El 31 de mayo inauguré el campeonato de la Copa Mundial de la Federación Internacional de Futbol en el Estadio Azteca. Al hacerlo fui objeto de una notoria rechifla. El hecho fue impactante y desagradable. Sin embargo, debo analizarlo sin dejarme llevar por los sentimientos.

Lo primero que hay que puntualizar son las circunstancias mismas del evento. El público era de clase media y media alta, como resultado del alto costo de los boletos para asistir a dicha inauguración. Los asistentes se encontraban enervados por el enorme tráfico para llegar al Estadio Azteca, la revisión minuciosa de que fueron objeto para entrar al partido, que seguramente sintieron como medida excesiva de seguridad, y, finalmente, porque antes de mi discurso tuvieron que escuchar otros tres relativamente largos.

No quiero dejar esta reflexión en lo anecdótico.
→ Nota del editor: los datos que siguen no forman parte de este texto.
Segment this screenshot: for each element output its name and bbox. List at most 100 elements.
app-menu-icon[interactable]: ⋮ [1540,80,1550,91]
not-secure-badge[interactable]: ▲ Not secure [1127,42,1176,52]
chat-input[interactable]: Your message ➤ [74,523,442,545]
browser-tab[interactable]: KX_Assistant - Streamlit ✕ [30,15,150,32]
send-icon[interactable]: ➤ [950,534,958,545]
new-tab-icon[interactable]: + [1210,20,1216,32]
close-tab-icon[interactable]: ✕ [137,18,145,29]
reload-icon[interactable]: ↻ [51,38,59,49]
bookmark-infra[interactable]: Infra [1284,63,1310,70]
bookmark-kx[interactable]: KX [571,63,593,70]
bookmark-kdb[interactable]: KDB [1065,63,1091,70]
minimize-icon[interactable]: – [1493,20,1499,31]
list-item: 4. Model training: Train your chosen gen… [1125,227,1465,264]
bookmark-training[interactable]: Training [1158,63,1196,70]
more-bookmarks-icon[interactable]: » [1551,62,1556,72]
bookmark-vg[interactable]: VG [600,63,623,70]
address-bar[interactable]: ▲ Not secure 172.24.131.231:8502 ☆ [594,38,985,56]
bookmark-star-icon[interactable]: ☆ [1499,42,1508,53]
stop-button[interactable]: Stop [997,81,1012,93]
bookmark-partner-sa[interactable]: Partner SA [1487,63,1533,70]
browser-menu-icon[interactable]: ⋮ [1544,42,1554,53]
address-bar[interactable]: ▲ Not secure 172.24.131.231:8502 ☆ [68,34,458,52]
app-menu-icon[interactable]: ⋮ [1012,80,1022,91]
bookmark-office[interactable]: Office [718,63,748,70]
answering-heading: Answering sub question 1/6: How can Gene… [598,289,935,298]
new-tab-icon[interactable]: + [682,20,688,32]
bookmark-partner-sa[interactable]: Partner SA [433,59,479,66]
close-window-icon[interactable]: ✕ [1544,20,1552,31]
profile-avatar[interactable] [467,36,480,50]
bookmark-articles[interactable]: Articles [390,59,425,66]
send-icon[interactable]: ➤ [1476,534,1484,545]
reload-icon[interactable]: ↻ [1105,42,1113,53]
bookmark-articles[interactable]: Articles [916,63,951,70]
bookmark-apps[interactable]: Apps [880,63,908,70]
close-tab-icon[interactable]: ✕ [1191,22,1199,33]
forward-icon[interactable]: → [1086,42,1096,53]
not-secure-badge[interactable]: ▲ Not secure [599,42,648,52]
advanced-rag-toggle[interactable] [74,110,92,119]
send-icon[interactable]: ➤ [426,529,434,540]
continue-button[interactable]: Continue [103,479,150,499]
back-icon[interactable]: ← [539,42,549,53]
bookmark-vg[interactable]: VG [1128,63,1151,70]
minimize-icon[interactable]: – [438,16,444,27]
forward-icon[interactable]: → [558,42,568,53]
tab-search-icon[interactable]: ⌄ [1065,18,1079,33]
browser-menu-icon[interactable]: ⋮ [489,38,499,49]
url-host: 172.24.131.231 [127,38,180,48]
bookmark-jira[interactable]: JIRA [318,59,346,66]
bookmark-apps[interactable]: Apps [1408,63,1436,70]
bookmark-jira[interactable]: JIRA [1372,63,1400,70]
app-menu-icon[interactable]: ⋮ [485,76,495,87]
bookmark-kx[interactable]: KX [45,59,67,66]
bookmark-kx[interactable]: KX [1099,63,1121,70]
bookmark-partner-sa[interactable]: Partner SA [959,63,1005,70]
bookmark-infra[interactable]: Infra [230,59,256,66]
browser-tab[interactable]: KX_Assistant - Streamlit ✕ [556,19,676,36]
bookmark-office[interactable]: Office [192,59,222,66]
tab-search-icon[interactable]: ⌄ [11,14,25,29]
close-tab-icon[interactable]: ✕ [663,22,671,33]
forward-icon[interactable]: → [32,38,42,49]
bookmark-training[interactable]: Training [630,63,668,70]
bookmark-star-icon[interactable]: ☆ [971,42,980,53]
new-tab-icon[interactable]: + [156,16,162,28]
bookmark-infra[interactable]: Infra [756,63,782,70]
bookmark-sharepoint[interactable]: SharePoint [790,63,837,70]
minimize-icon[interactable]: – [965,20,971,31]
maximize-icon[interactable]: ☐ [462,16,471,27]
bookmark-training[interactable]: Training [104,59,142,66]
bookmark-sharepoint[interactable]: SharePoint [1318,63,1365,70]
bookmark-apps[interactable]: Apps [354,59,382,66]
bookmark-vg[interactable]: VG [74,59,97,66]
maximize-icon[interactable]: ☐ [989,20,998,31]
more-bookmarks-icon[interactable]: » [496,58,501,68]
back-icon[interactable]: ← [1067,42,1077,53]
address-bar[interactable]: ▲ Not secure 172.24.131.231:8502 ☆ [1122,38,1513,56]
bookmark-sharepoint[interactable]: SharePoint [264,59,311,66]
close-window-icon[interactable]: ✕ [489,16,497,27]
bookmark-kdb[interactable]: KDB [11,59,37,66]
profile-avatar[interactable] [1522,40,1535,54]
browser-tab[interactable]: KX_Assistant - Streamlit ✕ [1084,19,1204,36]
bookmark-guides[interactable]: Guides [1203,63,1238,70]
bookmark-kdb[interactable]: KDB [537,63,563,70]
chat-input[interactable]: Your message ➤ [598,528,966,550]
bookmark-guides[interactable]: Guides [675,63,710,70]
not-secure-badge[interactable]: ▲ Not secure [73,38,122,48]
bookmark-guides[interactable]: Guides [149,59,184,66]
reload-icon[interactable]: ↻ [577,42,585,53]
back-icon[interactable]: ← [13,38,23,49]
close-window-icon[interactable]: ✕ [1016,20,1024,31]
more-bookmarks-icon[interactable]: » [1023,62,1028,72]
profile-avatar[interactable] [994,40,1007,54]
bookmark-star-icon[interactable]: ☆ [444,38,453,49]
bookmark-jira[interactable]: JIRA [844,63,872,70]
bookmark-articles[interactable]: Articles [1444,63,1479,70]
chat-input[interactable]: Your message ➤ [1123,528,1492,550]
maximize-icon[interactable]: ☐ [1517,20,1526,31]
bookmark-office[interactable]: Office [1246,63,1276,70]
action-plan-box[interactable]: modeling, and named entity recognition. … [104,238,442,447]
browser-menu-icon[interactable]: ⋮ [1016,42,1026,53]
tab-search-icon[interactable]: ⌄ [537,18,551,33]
Reconozco que existe inquietud social y que conformamos un gobierno impopular. Entiendo que no podría ser de otra manera, dada la magnitud y duración de la crisis económica por la que atraviesa el país. Sin embargo, hay que ubicar la importancia relativa de la rechifla, pues me parecería un grave error entenderla como un referéndum negativo al gobierno.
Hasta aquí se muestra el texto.